Some people may want to import from Germany to get the SV "pink papers" ....they may like the idea of the strict breeding requirements required by the SV.
AKC papers are not regulated anywhere near as strict...here in the US you really have to trust the breeder.


----------



## Smithie86 (Jan 9, 2001)

To us, it is not automatically the pink papers. It is the dogs and the lines we are looking for.

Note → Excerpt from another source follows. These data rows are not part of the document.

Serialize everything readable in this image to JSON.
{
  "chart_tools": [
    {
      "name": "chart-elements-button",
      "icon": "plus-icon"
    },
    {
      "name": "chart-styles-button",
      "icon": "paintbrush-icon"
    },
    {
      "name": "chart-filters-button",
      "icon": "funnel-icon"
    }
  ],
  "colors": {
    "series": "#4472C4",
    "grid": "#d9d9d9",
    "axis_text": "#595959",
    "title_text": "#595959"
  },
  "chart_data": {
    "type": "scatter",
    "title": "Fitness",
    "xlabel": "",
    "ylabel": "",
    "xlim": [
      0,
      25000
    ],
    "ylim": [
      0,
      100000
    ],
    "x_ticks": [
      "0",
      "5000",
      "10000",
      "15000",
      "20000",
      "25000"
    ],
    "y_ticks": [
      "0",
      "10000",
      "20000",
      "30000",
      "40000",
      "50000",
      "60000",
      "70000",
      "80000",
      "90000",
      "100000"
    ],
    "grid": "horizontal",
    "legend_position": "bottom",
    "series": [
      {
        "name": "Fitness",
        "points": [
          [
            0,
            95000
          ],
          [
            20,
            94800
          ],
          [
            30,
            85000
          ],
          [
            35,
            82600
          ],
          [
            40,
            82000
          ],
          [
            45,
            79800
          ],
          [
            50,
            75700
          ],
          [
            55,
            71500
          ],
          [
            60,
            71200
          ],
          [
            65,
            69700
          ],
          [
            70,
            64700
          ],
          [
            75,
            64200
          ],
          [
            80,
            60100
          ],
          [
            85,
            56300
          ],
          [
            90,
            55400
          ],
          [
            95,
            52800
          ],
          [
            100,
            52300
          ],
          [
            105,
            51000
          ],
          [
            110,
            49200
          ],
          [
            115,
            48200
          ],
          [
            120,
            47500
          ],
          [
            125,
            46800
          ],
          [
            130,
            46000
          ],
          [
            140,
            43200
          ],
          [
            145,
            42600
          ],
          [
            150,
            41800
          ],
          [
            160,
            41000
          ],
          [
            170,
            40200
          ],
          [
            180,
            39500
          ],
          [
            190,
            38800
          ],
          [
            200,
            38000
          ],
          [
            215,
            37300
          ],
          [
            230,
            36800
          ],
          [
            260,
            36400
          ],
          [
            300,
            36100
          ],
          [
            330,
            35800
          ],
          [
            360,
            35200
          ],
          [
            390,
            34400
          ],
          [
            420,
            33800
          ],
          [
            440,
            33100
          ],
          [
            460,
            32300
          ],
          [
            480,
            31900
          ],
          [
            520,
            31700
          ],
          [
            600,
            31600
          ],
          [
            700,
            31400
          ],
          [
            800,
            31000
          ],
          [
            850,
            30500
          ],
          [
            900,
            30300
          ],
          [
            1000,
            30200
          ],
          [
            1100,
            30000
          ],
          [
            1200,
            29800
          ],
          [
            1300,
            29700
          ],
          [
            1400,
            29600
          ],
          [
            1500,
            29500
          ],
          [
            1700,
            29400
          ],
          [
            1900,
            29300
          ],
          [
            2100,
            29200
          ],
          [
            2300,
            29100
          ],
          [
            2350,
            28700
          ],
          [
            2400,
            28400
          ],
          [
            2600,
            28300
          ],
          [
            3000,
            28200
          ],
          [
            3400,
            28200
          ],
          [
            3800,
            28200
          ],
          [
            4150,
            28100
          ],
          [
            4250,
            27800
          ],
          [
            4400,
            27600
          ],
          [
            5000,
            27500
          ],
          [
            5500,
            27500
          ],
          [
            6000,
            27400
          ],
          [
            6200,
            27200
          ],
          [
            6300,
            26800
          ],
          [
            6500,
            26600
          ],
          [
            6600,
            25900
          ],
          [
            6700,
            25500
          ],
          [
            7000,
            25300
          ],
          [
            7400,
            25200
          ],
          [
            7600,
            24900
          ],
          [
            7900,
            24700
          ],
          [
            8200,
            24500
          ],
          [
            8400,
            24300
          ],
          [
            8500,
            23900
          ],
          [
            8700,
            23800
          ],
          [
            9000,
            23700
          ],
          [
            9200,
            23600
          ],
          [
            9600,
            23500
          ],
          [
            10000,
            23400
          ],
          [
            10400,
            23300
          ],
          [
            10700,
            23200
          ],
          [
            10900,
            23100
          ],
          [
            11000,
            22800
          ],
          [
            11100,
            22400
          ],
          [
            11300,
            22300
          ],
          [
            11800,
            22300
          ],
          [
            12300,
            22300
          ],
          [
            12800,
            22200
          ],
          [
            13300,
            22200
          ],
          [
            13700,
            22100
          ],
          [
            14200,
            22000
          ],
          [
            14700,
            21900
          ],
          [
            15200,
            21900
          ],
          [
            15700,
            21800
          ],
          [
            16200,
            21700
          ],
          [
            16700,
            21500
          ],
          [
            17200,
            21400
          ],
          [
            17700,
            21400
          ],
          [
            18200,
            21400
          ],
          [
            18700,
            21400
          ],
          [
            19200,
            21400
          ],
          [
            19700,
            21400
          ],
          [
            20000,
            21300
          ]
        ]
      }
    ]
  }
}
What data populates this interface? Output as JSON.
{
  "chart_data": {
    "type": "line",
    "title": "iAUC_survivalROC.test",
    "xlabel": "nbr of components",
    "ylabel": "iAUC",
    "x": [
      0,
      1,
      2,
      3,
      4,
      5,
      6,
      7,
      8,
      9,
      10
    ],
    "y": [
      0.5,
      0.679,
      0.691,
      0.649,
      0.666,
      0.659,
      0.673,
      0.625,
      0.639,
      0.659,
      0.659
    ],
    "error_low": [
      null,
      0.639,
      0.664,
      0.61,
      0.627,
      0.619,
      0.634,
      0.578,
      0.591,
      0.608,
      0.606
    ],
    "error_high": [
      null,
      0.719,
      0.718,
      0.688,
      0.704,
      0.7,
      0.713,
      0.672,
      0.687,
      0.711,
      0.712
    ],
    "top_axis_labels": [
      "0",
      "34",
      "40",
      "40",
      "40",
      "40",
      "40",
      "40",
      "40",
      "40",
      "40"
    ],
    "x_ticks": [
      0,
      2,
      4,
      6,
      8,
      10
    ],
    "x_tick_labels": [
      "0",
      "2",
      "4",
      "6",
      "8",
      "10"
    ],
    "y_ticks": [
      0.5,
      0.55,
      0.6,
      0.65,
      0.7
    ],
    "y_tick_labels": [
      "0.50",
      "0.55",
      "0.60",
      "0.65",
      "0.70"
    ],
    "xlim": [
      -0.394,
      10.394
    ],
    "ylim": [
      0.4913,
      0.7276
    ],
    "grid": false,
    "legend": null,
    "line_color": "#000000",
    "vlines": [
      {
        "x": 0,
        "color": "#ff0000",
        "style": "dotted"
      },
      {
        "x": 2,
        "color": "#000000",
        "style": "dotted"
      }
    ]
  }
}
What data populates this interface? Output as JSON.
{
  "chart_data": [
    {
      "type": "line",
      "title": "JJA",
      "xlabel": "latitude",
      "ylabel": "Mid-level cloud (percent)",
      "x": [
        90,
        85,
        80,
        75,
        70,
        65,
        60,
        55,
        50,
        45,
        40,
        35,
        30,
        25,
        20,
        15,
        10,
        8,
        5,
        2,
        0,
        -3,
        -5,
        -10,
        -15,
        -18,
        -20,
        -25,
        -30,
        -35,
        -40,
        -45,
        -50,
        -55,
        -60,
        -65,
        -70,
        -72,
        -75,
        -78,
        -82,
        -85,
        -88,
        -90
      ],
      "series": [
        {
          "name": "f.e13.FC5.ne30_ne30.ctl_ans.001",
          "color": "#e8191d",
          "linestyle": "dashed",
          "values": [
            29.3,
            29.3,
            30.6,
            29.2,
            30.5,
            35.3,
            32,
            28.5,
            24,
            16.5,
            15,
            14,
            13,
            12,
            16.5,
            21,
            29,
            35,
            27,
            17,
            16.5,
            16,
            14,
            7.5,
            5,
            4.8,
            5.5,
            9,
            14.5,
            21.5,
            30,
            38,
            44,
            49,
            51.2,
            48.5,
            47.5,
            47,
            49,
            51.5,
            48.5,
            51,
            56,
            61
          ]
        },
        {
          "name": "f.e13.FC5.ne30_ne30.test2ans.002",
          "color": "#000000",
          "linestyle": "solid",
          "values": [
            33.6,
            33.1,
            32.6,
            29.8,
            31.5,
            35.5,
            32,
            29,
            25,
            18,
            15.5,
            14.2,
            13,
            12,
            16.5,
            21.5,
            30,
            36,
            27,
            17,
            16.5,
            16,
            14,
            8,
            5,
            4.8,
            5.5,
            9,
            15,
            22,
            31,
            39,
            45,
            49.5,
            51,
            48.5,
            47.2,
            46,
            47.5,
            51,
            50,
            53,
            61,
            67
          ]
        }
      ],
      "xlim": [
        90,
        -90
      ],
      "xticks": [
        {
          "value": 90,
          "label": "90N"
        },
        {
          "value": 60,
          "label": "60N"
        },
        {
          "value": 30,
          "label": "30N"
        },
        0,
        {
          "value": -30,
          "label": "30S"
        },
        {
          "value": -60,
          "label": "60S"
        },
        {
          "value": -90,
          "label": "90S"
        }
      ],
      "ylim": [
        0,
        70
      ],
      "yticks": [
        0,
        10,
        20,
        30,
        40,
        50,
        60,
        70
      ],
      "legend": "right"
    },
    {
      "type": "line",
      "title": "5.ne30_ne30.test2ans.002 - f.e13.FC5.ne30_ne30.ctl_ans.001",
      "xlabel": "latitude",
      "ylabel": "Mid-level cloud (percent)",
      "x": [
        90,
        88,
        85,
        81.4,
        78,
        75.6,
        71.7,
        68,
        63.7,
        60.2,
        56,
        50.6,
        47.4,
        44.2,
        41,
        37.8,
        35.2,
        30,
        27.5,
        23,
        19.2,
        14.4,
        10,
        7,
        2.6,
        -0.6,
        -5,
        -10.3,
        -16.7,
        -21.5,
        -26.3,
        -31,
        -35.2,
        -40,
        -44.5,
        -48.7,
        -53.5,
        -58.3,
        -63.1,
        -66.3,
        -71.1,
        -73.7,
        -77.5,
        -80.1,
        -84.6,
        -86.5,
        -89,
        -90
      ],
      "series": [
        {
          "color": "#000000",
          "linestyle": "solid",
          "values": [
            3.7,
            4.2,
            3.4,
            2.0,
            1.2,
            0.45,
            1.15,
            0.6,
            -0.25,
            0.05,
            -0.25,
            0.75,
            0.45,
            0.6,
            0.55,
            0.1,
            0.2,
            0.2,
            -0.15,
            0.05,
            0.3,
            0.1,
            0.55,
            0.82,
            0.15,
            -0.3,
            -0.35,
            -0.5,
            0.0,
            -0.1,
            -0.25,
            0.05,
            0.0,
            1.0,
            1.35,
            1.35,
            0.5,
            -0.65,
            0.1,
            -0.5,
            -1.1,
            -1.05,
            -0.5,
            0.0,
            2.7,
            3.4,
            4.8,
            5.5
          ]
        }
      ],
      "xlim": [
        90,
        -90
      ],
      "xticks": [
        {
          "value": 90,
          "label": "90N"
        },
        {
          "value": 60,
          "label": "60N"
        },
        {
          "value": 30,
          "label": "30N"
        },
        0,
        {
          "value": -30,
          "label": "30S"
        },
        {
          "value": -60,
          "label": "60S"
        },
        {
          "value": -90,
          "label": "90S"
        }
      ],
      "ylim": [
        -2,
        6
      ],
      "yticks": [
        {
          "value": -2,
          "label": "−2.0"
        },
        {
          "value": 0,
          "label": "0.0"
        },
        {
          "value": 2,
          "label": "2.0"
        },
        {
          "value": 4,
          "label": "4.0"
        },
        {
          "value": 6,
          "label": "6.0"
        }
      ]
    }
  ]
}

There are dogs and line combonations that are not available here and with the experience that you might be looking for. We look for both.


----------



## gagrady (Apr 27, 2009)

Exactly...pure German lines available in the US will be very limited in number and variety as compared to the ones available in Germany. I think if someone is insisting on German line and especially has expressed strong inclination for certain characteristics in the puppy then I think it is fairly obvious for a breeder to think of the 'Import' option. I don't see anything wrong with that....but as said by many, know the breeder well.


----------



## KCandMace (Apr 8, 2008)

The rules of the AKC and the SV are one of the reasons we want to keeping getting dogs from Germany.
We were just lucky enough to live here and form friendships with knowledgable GSD people.


----------



## Ocean (May 3, 2004)

Its a business. Therefore if you are doing it for the very first time, I suggest you use a breeder here in the US who has been importing dogs for his/her kennel for a long time or even acts as a broker for other people and therefore will have good connections in Europe. Why?
Because the breeder here in the US has a long standing business relationship with the breeders in Europe and makes them money. Therefore, they will send him/her good puppies and dogs whereas if you are a newbie do-it-yourselfer you will be getting the worst of the litter.
As for flying, good puppies actually come out more confident after a long flight. They learn that if something that horrifying doesn't kill them, nothing will LOL


----------